Quelques minutes avant minuit contraste par sa relative incapacité à pousser le spectateur dans les bras du drame. Dans une approche similaire, le Secret de Terabithia (2007) avait su rendre ses personnages profondément humains et touchants avec une mise en place aussi sage.


Heureusement, il en va tout autrement de l’opposition entre l’enfant et le monstre. Le géant arbre est d’abord une belle prouesse technique, servie par une voix profonde, qui fait penser au Aslan de Narnia (normal, c’est Liam Neeson qui s’y colle à chaque fois). Il impose ensuite son rythme au récit par ses apparitions signalées par les horloges, qui donnent son titre au film.

Les deux personnages vont alors se livrer à un échange d’histoires. La créature va accepter de raconter trois moments de sa vie, si l’enfant lui confie le rêve qui l’obsède. Techniquement, dans l’amplitude, la créativité visuelle, le film nous délivre trois récits intenses narrés avec maestria. L’idée de les adapter en courts films animés, à l’animation ébouriffante, surprend et séduit aussitôt. Si l’on pense brièvement au Conte des Trois Frères de Harry Potter et les Reliques de la Mort, on découvre un graphisme soigné et le spectateur est vite happé par cette vivacité nouvelle dans un film très sage. Il a envie d’en savoir plus. A dire vrai, on attend surtout la prochaine apparition du monstre.

C’est donc techniquement que le film tire son épingle du jeu. Les saynètes racontées sont inventives, les effets spéciaux très bien intégrés et l’ensemble de la direction artistique est à la hauteur.

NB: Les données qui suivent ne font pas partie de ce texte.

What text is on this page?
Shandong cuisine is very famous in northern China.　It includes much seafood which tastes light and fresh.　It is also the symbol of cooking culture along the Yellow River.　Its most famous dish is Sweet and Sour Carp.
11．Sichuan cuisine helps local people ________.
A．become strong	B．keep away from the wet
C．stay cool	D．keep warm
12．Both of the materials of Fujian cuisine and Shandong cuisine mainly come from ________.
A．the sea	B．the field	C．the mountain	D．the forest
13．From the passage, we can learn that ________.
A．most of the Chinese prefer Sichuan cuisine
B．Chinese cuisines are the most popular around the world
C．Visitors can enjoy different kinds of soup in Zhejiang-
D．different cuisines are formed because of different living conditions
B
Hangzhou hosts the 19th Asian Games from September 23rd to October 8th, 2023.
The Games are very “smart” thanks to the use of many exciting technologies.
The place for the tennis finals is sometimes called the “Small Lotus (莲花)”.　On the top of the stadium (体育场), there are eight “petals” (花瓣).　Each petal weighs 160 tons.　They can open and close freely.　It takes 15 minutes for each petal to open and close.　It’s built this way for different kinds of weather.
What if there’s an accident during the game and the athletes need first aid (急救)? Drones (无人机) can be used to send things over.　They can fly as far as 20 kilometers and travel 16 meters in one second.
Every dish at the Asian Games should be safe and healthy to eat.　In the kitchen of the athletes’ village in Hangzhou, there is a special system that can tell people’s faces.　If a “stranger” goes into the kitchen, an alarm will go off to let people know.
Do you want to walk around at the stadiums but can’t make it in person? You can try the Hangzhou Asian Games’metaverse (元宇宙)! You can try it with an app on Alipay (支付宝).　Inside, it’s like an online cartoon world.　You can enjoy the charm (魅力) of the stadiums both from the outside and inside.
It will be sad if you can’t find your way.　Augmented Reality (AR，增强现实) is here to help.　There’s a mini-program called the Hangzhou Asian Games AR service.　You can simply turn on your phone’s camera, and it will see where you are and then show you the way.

Le film de J.A. Bayona porte également des valeurs et un message plutôt positif sur l’imaginaire, le pouvoir de création et de transmission. D’abord, par le refuge que le dessin représente pour le jeune Conor. Cette fuite de la réalité, matérialisée par les rencontres avec le monstre, évoque le souhait de lâcher prise et l’envie d’ailleurs du jeune homme. Cette envie sera brusquement brisée par le refus de son père de s’occuper de lui.

Le pouvoir de création s’illustre à travers le monstre de la colline, cet arbre vivant et gris (ni bon, ni mauvais) que Conor rencontre et qui va l’aider à gagner en maturité afin de supporter le moment difficile qu’il vit. La scène de l’acceptation de la disparition future de sa mère est un modèle du genre, liant psychologie et fantastique dans une débauche d’effets qui ne cachent pas le déclic qui s’opère chez le garçon. Cette métaphore, si elle souligne à gros trait le changement de mentalité de Conor, surprend par sa brutalité soudaine et le poids dramatique de la séquence, qui introduit une tension inédite.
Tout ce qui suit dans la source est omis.